CRÍTICA. Tío Boonmee recuerda sus vidas pasadas

por Piero Saavedra

Desde su título y argumento, Tío Boonmee recuerda sus vidas pasadas -triunfadora en Cannes 2010 y no estrenada en Chile-, guarda las distancias con el realismo y el racionalismo cartesiano. La novela en la cual se inspira el sexto largometraje del tailandés Apichatpong Weerasethakul, cuenta la historia de un hombre que aseguraba poder rememorar “sus vidas o reencarnaciones pasadas”.

Ese hombre, desde luego, es Boonmee (Thanapat Saisaymar), un enfermo de insuficiencia renal que viaja a su granja del noreste de Tailandia a pasar sus últimos días, con la compañía de su cuñada Jen (Jenjira Pongpas) y su sobrino Tong (Sakda Kaewbuadee). Boonmee es un sujeto sereno y equilibrado, tal como la película, que espera la muerte a la oriental: sin llanterío, sin desgarro, con esa serenidad que antes transmitió el cine de Akira Kurosawa o de Kenji Mizoguchi.

Hasta que, antes del primer cuarto de metraje, aparecen las sorpresas. Durante la cena, el cuerpo de Huay (Natthakarn Aphaiwong), la difunta esposa del protagonista, se materializa en una silla. Y acto seguido, llega a la reunión Boonsong (Jeerasak Kulhong), el hijo desparecido de Boonmee, transfigurado en un “fantasma de mono”, peludo a cuerpo completo, dotado de brillantes ojos rojos, y con ganas de iniciar una insólita charla de sobremesa.

Desde este minuto en adelante, vale una advertencia: no busque coherencia, verosimilitud ni linealidad en el relato. Perderá el tiempo.

Tío Boonmee… ganó la Palma de Oro y ha llegado a celebrársele como un poema cinematográfico. Pero dejémonos de cuentos: acá no hay tanta poesía; ni sobre la muerte, ni sobre el karma, la reencarnación o la “transmigración de las almas”. Todo el aparato metafórico que la cinta despliega al respecto parece una astucia, una ironía discursiva al servicio de una clave bien gruesa.

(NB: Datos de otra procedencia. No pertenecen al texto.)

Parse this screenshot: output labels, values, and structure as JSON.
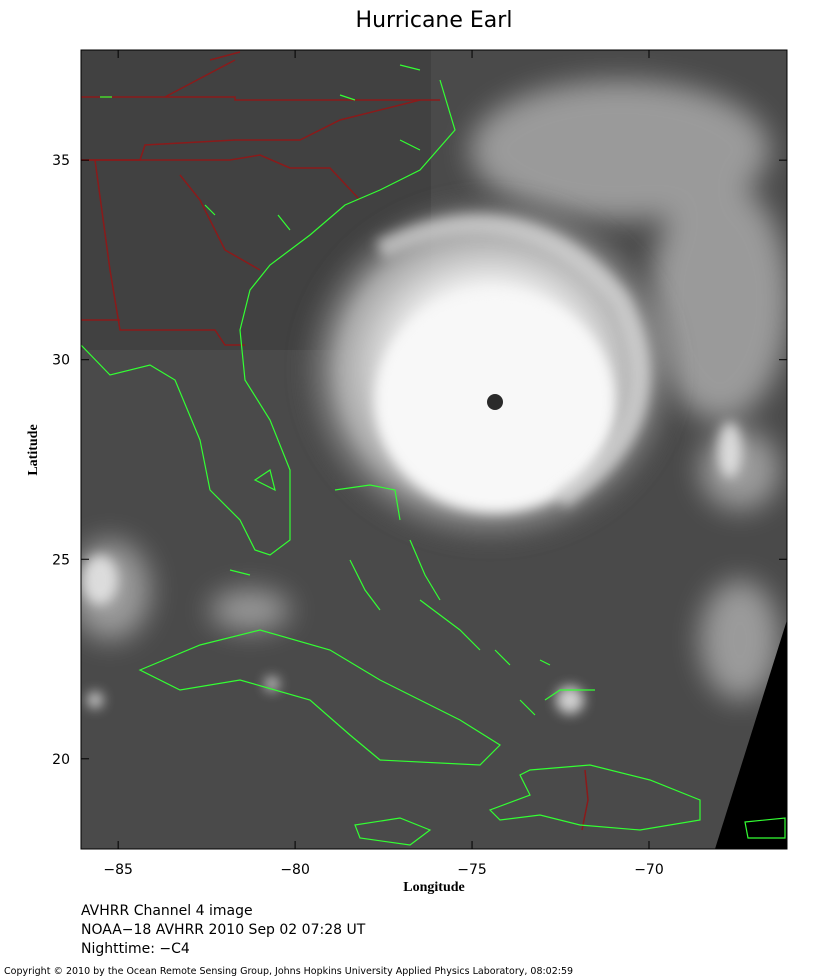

La maniobra de Weerasethakul consiste en alertar al espectador sobre la trivialidad aparente de las imágenes –el ejemplo es la secuencia de apertura- para así constatar que el mundo se ha vuelto un lugar muy contradictorio, brumoso y multidimensional. El director usa el encuadre extrañado para subrayar los contrastes en una misma escena o secuencia: un animal conversa con humanos, un monje se pone unos jeans o el mismo Boonmee adquiere más de una figura.

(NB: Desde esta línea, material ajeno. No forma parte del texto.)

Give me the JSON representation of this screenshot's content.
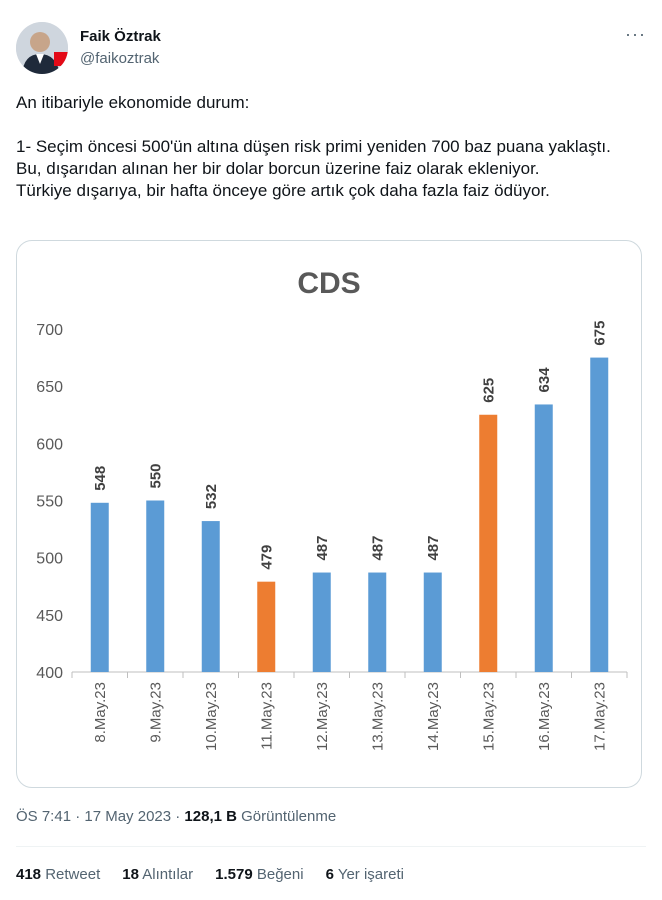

En ese sentido, y tal como el mismo cineasta lo ha reconocido, el filme sostiene que es difusa, casi inexistente, la línea que separa a la vida de la muerte, a la modernidad de la tradición, a oriente de occidente. Dicho de otro modo, plantea que no existe una sin la otra; más aún, que una es, en equivalente tiempo y espacio, la otra, aun si son tratadas con conceptos diferentes.

Esta película ha dividido las aguas de la crítica, entre quienes la han subestimado o sobrevalorado. OK: hay razones atendibles para apreciar su estética y tono, pero también es agotador que en cada plano esos recursos machaquen la tesis del filme. Una idea de pocos matices sobre la cultura de la globalización, de la hibridación, del melting pot. Weerasethakul convence poco con esta alegoría, aunque le funciona en varios momentos la mirada extrañada y distanciada.

LUNG BOONMEE RALUEK CHAT Dirección: Apichatpong Weerasethakul Con: Thanapat Saisaymar, Jenjira Pongpas, Sakda Kaewbuadee, Natthakarn Aphaiwonk 113 min.